The triad of pancreatic atrophy, renal cysts, and early-onset DM is a signature for HNF1B-MODY. Additional features include detectable C-peptide, hypomagnesemia (present in 84.6% of HNF1B-MODY patients),⁴ and elevated liver enzymes (from impaired hepatic gene regulation). These features, when combined, should prompt genetic testing and a review of family history.

A systematic approach, incorporating pedigree analysis, is crucial for atypical DM. Autosomal dominant inheritance, with DM and renal disease occurring across generations, supported the diagnosis of HNF1B-MODY. Unilateral transmission of renal abnormalities excluded ARPKD. Low birth weight and growth retardation supported HNF1B-MODY, as mutations cause insulin deficiency. Unlike progressive ADPKD, patients showed stable cystic changes.

Management challenges arise from distinct pathophysiology.
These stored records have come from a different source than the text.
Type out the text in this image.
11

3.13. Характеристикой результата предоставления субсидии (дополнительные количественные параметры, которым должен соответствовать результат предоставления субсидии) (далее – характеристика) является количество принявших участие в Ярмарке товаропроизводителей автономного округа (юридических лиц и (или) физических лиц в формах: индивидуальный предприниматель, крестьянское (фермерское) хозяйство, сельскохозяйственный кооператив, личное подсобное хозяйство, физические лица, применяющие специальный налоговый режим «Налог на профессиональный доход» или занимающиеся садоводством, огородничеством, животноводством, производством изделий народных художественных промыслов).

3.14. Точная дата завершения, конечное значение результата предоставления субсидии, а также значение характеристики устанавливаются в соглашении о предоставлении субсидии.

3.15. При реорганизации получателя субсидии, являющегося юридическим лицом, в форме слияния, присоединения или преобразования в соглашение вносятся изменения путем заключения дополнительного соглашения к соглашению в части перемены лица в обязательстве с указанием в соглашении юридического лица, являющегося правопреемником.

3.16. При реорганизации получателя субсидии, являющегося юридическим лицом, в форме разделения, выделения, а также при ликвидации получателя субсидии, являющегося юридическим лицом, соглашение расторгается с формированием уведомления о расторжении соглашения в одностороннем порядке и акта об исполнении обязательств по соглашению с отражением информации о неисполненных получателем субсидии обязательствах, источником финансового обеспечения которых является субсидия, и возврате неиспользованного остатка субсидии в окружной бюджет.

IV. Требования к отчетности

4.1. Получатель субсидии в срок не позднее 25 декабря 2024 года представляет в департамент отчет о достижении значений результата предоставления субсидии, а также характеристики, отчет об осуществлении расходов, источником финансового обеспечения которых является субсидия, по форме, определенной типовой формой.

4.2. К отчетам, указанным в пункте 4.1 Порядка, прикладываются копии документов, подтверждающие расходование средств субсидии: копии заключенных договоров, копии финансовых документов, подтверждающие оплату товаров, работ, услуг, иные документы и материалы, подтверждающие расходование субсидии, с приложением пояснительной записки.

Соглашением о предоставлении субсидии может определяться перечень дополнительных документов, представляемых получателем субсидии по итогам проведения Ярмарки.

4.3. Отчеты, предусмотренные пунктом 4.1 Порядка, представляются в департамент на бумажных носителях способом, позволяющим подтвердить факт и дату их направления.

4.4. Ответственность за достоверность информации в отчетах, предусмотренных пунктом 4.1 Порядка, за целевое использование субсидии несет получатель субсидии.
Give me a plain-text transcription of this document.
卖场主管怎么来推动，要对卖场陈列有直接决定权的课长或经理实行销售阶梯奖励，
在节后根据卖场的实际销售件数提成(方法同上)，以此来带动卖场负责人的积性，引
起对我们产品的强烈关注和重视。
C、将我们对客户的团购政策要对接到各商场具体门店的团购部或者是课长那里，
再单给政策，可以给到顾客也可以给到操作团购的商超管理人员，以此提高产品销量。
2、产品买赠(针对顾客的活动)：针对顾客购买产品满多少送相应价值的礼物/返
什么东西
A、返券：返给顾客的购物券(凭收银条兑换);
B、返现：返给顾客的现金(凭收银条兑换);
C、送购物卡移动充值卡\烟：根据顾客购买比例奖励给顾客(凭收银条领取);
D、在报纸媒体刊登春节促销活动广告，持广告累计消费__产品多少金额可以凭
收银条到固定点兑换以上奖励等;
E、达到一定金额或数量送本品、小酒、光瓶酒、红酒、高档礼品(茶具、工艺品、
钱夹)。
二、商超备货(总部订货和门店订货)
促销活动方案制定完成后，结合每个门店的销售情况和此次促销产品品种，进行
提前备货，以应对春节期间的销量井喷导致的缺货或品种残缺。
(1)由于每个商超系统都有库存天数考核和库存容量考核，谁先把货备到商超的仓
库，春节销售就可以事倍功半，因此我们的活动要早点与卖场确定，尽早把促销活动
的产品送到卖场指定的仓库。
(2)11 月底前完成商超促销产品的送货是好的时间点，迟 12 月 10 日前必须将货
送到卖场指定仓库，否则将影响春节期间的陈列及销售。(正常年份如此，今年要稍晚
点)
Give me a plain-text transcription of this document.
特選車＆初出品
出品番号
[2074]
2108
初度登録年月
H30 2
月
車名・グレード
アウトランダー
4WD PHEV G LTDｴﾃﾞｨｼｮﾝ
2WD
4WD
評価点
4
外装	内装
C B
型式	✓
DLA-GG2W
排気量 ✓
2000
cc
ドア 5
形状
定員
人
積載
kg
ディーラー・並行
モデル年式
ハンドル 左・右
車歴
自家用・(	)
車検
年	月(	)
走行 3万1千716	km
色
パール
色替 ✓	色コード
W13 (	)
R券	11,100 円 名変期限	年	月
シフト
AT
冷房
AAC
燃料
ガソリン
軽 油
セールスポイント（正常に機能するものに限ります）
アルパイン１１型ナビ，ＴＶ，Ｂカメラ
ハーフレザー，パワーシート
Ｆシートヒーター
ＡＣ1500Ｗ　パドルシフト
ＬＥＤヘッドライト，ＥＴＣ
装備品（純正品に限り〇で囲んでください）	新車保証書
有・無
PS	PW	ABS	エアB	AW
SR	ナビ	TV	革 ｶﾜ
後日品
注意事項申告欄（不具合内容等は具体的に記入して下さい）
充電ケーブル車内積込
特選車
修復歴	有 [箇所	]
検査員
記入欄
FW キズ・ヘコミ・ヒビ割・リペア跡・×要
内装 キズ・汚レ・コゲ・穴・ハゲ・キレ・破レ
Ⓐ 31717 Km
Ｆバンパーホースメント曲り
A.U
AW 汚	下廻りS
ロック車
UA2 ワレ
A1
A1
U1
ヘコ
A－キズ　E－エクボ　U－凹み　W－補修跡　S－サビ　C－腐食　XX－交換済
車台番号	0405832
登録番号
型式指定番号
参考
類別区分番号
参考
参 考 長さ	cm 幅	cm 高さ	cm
Patients respond poorly to SU due to hepatic insulin resistance and β-cell toxicity, and insulin remains primary treatment. SGLT-2 inhibitors could help correct hypomagnesemia,⁵ while imeglimin shows promise with cardio-renal protective effects.⁶ Multidisciplinary care is essential while avoiding nephrotoxic and hepatotoxic agents. This case highlights the importance of HNF1B-MODY awareness. Recognizing hallmark features enables accurate diagnosis, tailored therapy, and family screening.